Feeling markedly overwrought by the trap my family is in, I paced back and forth with a restless need to act. I was blown away by how drastically things have changed for me in such a short time span. I knew it was going to be one of those restless nights. The driving need to act I experienced that night was tormenting. What was I to do past midnight in a small town to satiate my desire for change?

Rather than stay in and accept defeat, I slipped on my shoes, pushed the front door open, and started walking. With no destination in mind, I paraded north. A block and a half later, I stopped at a well lit intersection. A road to the east led to the southern parking lot of my old middle school. Next to me, a street lamp illuminated big black letters on a yellow sign that read, “Dead End.” I laughed, how poetic. A handful of thoughts left my mind before I could linger on them. I won’t be traveling down that road anymore. I continued walking, wondering if I was the only one in town wandering its empty streets so late.

As I continued onward I found myself taking the same route I had taken countless times as a child to my old elementary school. It brought eerie feelings from a time when I was a powerless child, when many adults in the community were too concerned with the upkeep of their overbearing temperaments to positively impact our young lives. It was like walking through a time capsule. Everything was as it had been a decade ago, causing so many latent memories to emerge: a stretch of road that had no shade on hot days; an uneven sidewalk that made for first-rate bicycle ramps; a busy intersection that had seemed so perilous to us; the small old church we peeled paint off of; the place where an old acorn tree used to be (the same place where a friend stole my Silly Putty before pedaling away in nervousness); an old fence notorious for delivering splinters; and finally, childhood indoctrination ground zero.

The church building I had attended from age eight to seventeen was only a block away from my elementary school. As I approached it, the only words I could force out were, “There’s the lie.” I sat on the curb next to the building to take off my shoes and massage my feet. I sat baffled at how underrated my life had been because of the church.

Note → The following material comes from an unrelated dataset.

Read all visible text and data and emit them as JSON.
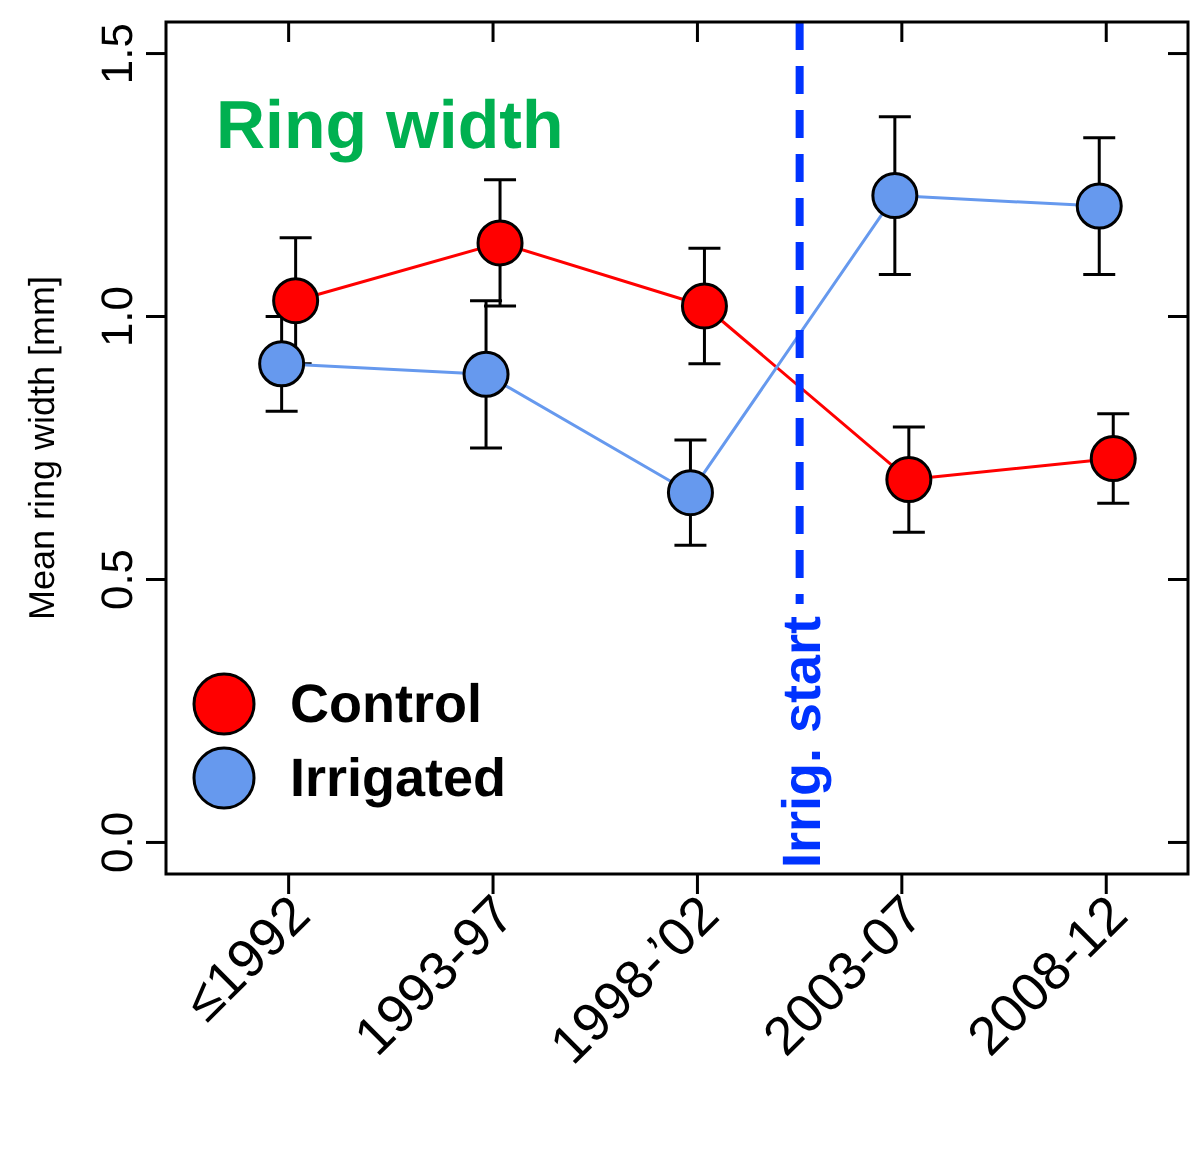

As I got on my feet and circled the perimeter of the building, more memories surfaced: All of the silly Sunday school lessons about giant boats, floating cities, and Jesus’s magic tricks; waiting in the car each week while my mother gossiped; being the first member baptized in the new ward; mischievously playing with the equipment in the clerk’s office; all of the ridiculously dumbed down priesthood lessons; and all the members in my ward whom I shared nothing in common with.

Somehow, remembering all those things allowed me to stamp out a part of my past that was still oppressing me. By the time I got home, I was more restless than before, but for a different reason. I don’t know how else to explain it, but I had an urge to run through endless wild fields. After lying on the wet grass in the backyard and staring at the sky, I poised myself, grasped for a moment at the soggy earth below me, and dashed to the front sidewalk. In my mind I ran free for hours.

I welcome the restless nights to come.